Die in der Praxis auftretenden Streuungen von Härtbarkeit und Aufkohlung sind für das untersuchte Vorgelegerad von untergeordneter Bedeutung für den Verzug. Variationen des Abschreckprozesses und Geometriemodifikationen zeigen erwartungsgemäß deutliche Einflüsse, die aber bei entsprechender Kombination (gewichtsreduziertes Zahnrad in Kombination mit geringerer Abschreckintensität) zu beherrschbaren Verzügen führen können.
Die Arbeiten zum Einfluss der Querschnittsübergänge haben ein Potenzial zur Reduzierung der Zahnkopfverkippung für Bauteile mit asymmetrischer Steglage aufgezeigt.
Die vorbereitenden experimentellen Arbeiten zur Simulation konnten zeigen, dass unter den gegebenen Bedingungen die Fertigungseigenspannungen keinen Einfluss auf den Verzug haben.
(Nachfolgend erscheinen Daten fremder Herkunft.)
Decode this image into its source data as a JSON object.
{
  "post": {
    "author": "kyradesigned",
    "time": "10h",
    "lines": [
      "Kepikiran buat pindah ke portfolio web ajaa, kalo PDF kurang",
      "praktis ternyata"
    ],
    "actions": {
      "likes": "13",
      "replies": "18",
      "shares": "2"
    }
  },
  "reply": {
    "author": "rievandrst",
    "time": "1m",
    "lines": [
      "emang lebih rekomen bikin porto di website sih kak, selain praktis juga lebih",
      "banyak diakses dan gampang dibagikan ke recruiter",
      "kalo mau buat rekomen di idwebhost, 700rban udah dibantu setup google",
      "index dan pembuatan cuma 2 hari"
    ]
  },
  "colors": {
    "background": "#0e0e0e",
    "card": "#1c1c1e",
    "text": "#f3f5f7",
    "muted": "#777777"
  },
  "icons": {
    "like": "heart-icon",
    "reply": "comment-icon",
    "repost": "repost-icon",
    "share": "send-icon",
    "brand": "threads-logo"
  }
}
Da eine Vernachlässigung der Verzahnung zu deutlich modifizierten Verzügen führen kann, müssen 3D-Simulations-Modelle verwendet werden.
Die vorliegenden bzw. gewählten Ansätze zur Bestimmung und Beschreibung der Bainitumwandlung bzw. des Wärmeübergangskoeffizienten (WÜK) haben sich als nicht ausreichend herausgestellt. Im Fall der Bainitbildung konnte das auf ein grundsätzliches Problem zurückgeführt werden. Für den Wärmeübergang hätte für jede zu simulierende Geometrie der WÜK bestimmt werden müssen. Eine numerische Bestimmung der Isolinien-Darstellung der Verkippung war aufgrund dieser beiden Probleme nicht möglich. Entsprechend konnte die im Vorgängerprojekt entwickelte Methode zur Ableitung der Verkippungs-ISO-Linien bei gewichtsreduzierten Zahnradgrundkörpern nicht in die Praxis überführt werden.